Already, we are in a world dominated by religion. Citing a 2012 Pew Research Center report, which was based on the analysis of “2,500 censuses, surveys and population registers”, it was revealed at the event that in our world, we have 2.2 billion Christians (32% of the world’s population), 1.6 billion Muslims (23%), 1 billion Hindus (15%), nearly 500 million Buddhists (7%) and 14 million Jews (0.2%) in the world as at the year 2010. Besides, more than 400 million people (6%) practise various folk or traditional religions, including African Traditional Religions, Chinese folk religions, Native American religions and Australian aboriginal religions. An estimated 58 million (less than 1 % of the global population) are said to belong to such religions as Baha’i faith, Jainism, Sikhism, Shintoism, Taoism, Tenkrikyo, Wicca and Zoroastrianism”.

Therefore, it is agreeable and crucial that if we are in a religious world, largely, we should seek religious understanding as a way knowing one another and co-existing harmoniously as a single people. This appears to be the logical and expected step to take, especially where wrong religious interpretations and ethno-religious agitations have been wreaking havoc on humanity.
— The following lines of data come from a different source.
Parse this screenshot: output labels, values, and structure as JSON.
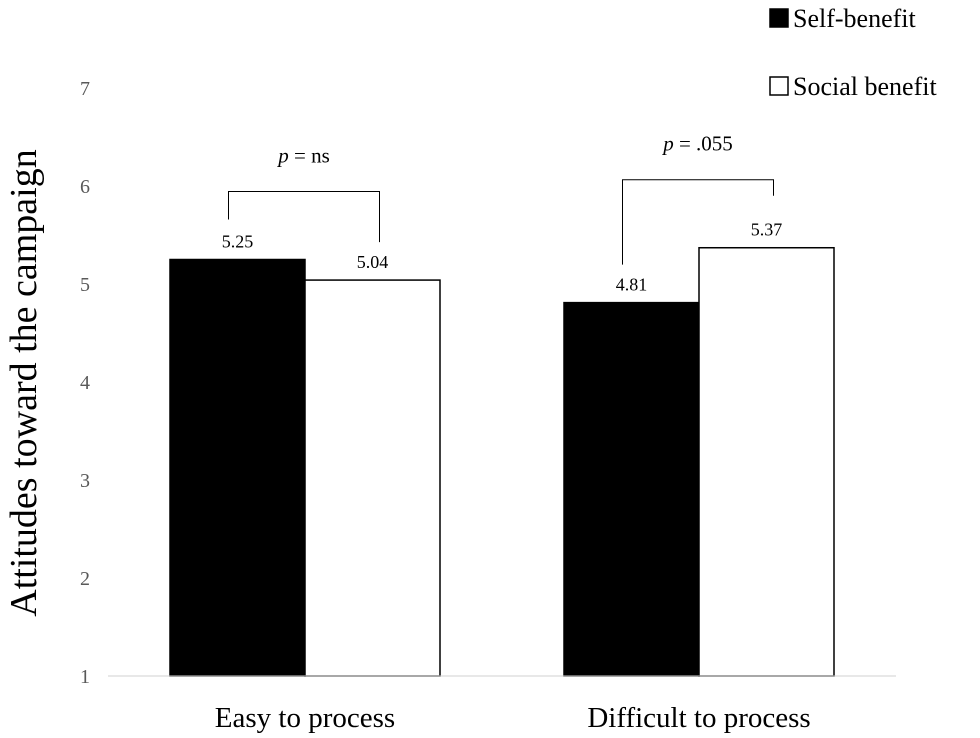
{
  "chart_data": {
    "type": "bar",
    "categories": [
      "Easy to process",
      "Difficult to process"
    ],
    "series": [
      {
        "name": "Self-benefit",
        "values": [
          5.25,
          4.81
        ],
        "color": "#000000"
      },
      {
        "name": "Social benefit",
        "values": [
          5.04,
          5.37
        ],
        "color": "#ffffff"
      }
    ],
    "data_labels": [
      [
        "5.25",
        "5.04"
      ],
      [
        "4.81",
        "5.37"
      ]
    ],
    "xlabel": "",
    "ylabel": "Attitudes toward the campaign",
    "ylim": [
      1,
      7
    ],
    "yticks": [
      "1",
      "2",
      "3",
      "4",
      "5",
      "6",
      "7"
    ],
    "grid": false,
    "legend_position": "top-right",
    "annotations": [
      {
        "category": "Easy to process",
        "prefix": "p",
        "text": " = ns"
      },
      {
        "category": "Difficult to process",
        "prefix": "p",
        "text": " = .055"
      }
    ]
  }
}
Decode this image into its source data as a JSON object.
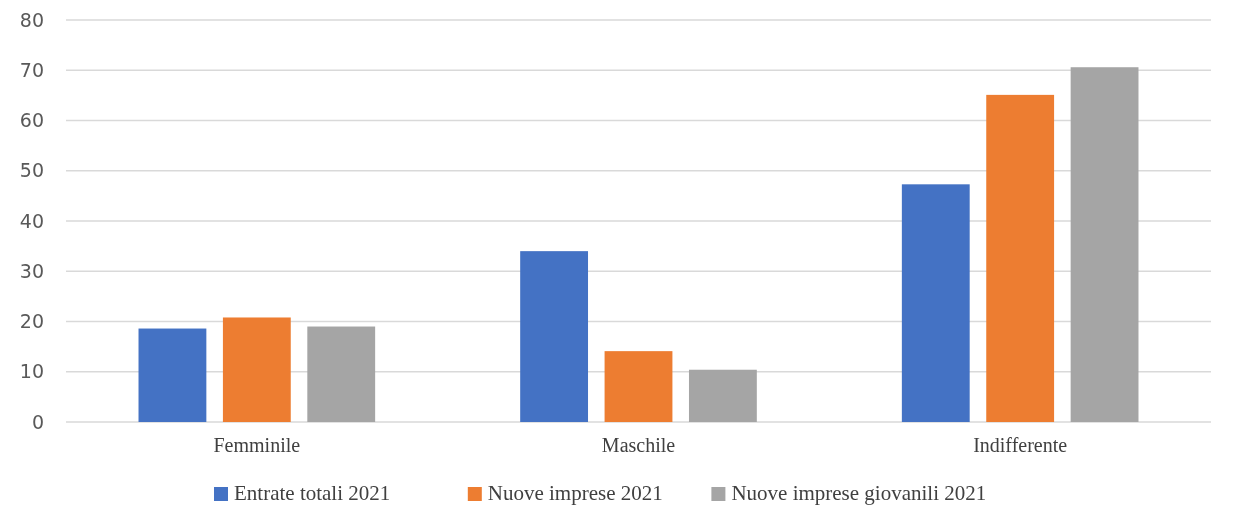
{
  "chart_data": {
    "type": "bar",
    "categories": [
      "Femminile",
      "Maschile",
      "Indifferente"
    ],
    "series": [
      {
        "name": "Entrate totali 2021",
        "color": "#4472c4",
        "values": [
          18.6,
          34.0,
          47.3
        ]
      },
      {
        "name": "Nuove imprese 2021",
        "color": "#ed7d31",
        "values": [
          20.8,
          14.1,
          65.1
        ]
      },
      {
        "name": "Nuove imprese giovanili 2021",
        "color": "#a5a5a5",
        "values": [
          19.0,
          10.4,
          70.6
        ]
      }
    ],
    "ylim": [
      0,
      80
    ],
    "yticks": [
      0,
      10,
      20,
      30,
      40,
      50,
      60,
      70,
      80
    ],
    "grid": "y",
    "legend": "bottom"
  }
}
However, as the lecturer, who is also the National Coordinator/ Executive Secretary of the Nigerian Inter-religious Council (NIREC), lamented, the study of religion is being relegated in Nigeria.

In specific terms, both Islamic Studies and Christian Religious Studies as separate subjects have been reduced to be mere topics in a riotous subject called “Religion and National Values” at the three levels of basic education in the new curriculum being implemented. In the “wisdom” of our policy makers, “ignorance is bliss” and removing the two subjects from the curriculum is the panacea to the challenges the country is facing.

But this is a time bomb and my take is that the policy should be reversed immediately by the Minister of Education, Mallam Adamu Adamu, through the appropriate procedure. If those who studied the two subjects are those who mislead Nigeria till we have a huge mess the current government is working hard to clear, what then happens to the generation that does not study the subjects? If the two religions are not studied formally in school, how will the young ones not be vulnerable to the antics of those who will indoctrinate them with poisonous interpretations since nature does not allow a vacuum?


There is another drama unfolding in the PDP House of Commotion. The drama involves part of the efforts to “rebrand” the party and give it a new lease of leadership. The former Governor of Borno State, Senator Ali Modu Sheriff, has resurrected from his political obituary to emerge the new Chairman of the party.

But all hell has been let loose as his (s)election has pitted PDP against PDP. There have been verbal missiles flying all around, especially from the intrepid Femi Fani-Kayode and the former Governor crowned party Chairman. The voices of dissent are rising in din.

The most embarrassing thing for Sheriff is that he realises that not all the perfume of Arabia can wash his hands clean of the Boko Haram insurgency. That the CNN ridicules him, PDP and Nigeria as the founder of Boko Haram really shows that he needs tact, not necessarily hard tactics.

Now that the new sheriff of the PDP is the same Modu Sheriff, it appears that PDP is still learning its ropes after the last loss sent it into some coma. To keep his job, the new sheriff in town need not fire his salvos from all directions issuing threats. He rather needs to tread softly.